Drawing from research on conventional clinical approaches
Because very little time and resources have been put into studying approaches like SHARES, it can be important to also factor in what we know about the efficacy (or lack thereof) of other approaches. This can at least help establish the need for something different. For example:
- There is a significant body of evidence establishing that acute suicide risk assessments (“Are you suicidal”, “Do you have a plan?”, etc.) are not effective.
- Standard suicide risk assessment tools can actually cause harm by encouraging dishonesty from those in distress.
- Use of force in response to perceived suicide risk (e.g., forced evaluation/hospitalization) has been shown to increase suicide risk over the long-term.
- Use of force also reduces likelihood that someone will reach out for help in the future.
- Use of force is a loss of power which is experienced by many people as a trauma. The Adverse Childhood Experiences Study (ACES) are among those studies that tells us that traumas compound one another and increase risk of suicide over the long-term.

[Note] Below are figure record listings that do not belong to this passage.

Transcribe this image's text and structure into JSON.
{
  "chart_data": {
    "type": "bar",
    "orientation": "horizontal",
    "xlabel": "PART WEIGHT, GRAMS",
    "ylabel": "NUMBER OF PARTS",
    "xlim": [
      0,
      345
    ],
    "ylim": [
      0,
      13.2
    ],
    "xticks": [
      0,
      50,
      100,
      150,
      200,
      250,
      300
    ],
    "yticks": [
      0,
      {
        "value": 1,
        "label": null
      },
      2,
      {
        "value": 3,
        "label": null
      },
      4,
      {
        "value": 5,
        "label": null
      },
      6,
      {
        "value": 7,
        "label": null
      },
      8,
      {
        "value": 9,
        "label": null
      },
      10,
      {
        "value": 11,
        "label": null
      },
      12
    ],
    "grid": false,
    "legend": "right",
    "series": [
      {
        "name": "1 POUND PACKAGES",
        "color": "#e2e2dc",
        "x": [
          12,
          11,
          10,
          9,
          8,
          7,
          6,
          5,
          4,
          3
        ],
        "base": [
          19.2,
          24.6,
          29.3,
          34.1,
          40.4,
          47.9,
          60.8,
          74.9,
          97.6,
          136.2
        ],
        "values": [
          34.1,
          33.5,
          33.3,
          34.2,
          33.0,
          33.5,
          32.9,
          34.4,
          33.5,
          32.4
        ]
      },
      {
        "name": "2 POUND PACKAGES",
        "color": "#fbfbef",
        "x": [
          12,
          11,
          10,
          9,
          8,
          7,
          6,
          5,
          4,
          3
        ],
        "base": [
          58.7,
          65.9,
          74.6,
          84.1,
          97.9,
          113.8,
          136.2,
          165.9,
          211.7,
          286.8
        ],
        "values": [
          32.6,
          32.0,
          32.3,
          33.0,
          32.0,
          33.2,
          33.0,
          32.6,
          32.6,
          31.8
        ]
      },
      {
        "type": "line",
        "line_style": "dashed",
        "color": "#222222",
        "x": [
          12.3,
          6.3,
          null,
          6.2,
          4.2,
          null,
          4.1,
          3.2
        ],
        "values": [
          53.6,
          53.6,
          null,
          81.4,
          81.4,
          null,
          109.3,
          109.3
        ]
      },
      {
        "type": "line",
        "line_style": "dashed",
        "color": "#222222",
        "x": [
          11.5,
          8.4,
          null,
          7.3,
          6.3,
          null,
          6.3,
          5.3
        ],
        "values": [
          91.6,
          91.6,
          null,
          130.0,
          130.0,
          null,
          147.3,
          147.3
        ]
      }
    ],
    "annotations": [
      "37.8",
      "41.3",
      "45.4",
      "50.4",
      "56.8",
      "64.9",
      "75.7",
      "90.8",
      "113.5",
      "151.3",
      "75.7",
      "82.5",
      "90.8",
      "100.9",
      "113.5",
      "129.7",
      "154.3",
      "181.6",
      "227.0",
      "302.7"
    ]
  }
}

The evidence in favor of harm reduction approaches like SHARES
Although still developing, there is a growing body of evidence that tells us that harm reduction approaches to suicide work. For example:
- Willingness to set aside suicide risk assessment tools and conventional responses to perceived suicide risk opens up space to have real conversations about what’s going on which can be life changing for many people.
- Approaches that move away from seeing suicidal thoughts as ‘the problem to be stopped’ and make space for making meaning of those thoughts can also facilitate a process of people learning to see those thoughts as signs and help prevent people from feeling as if they need to act on them.
- Approaches that focus on power sharing can reduce suicide risk. This is in direct contract with conventional approaches that often increase suicide risk by taking power away in an effort to ‘keep someone safe’.